Perhaps because I had already rationalized being a thief, it didn’t take me a whole lot longer to get used to assassinating folk.
This was greatly helped along by the fact that the assassination missions are incredibly well designed. Every one of them has been unique, exciting, challenging, and just plain a whole lot of fun.
For one, I had to break into a prison and kill a prisoner without any of the guards eeing me. Another time, I had to arrange an “accident” for someone by loosening the screws holding a decorative mounted troll head while they were sitting underneath it.
I am a little ashamed at how much fun I had murdering people.
And the whole time, I was supported by the other assassins in my Sanctuary. They were all nothing but totally awesome to me (except for one grumpy khajjit) and I loved each and every one of them. They were my Brothers and Sisters. The guild mistress was like a mother to me.
Then the head of the organizing orders me to kill them all.

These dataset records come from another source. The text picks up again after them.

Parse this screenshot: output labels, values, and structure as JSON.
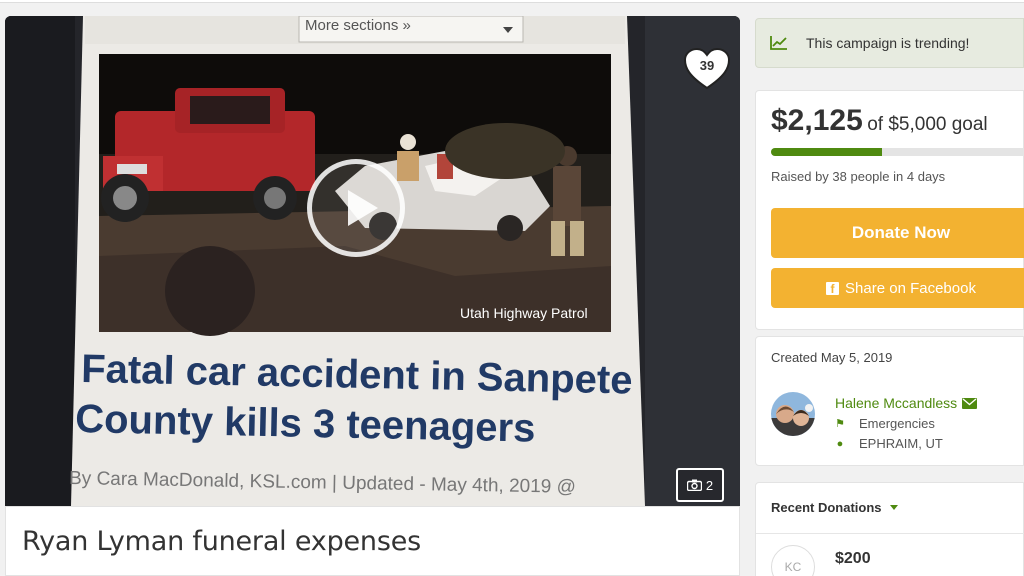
{
  "media": {
    "screenshot_header": "More sections »",
    "photo_credit": "Utah Highway Patrol",
    "headline_line1": "Fatal car accident in Sanpete",
    "headline_line2": "County kills 3 teenagers",
    "byline": "By Cara MacDonald, KSL.com | Updated - May 4th, 2019 @",
    "heart_count": "39",
    "photo_count": "2"
  },
  "campaign": {
    "title": "Ryan Lyman funeral expenses"
  },
  "trending": {
    "text": "This campaign is trending!",
    "icon": "trend-chart-icon"
  },
  "goal": {
    "raised_amount": "$2,125",
    "goal_text": "of $5,000 goal",
    "progress_fraction": 0.425,
    "raised_by": "Raised by 38 people in 4 days",
    "donate_label": "Donate Now",
    "share_label": "Share on Facebook",
    "accent_color": "#f3b231",
    "progress_color": "#4f8a10"
  },
  "organizer": {
    "created": "Created May 5, 2019",
    "name": "Halene Mccandless",
    "category": "Emergencies",
    "location": "EPHRAIM, UT"
  },
  "donations": {
    "header": "Recent Donations",
    "first_initials": "KC",
    "first_amount": "$200"
  }
}
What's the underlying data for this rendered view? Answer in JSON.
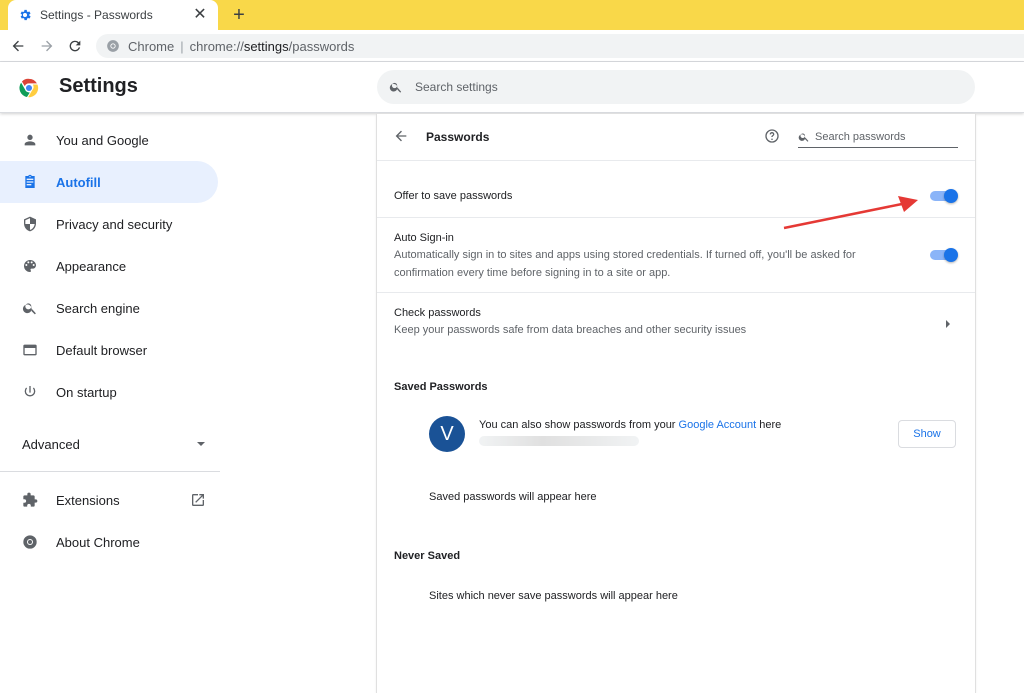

Um. Nope. Not gonna happen. I am not. deep down, an evil person, and I am not going to kill all my new friends just because the higher ups think ONE of them MIGHT be a traitor. I don’t care what Lucien Lachance says!
He seems twitchy and sketchy AF anyhow. I bet he’s lying about this being something the Black Hand (ruling council of the Dark Brotherhood) ordered and he is actually just trying to silence someone who knows about something HE did to betray us!
But I looked it up and there is no way around it. If I want to go any further in the Dark Brotherhood plotline, I have to kill them all.
Well fuck that.
Then again, I am going to start a new character soon. An evil necromancer. And he’s going to be more…. ethically flexible.
So I will get there eventually.
I’m learning a lot about myself.
I will talk to you nice people again tomorrow.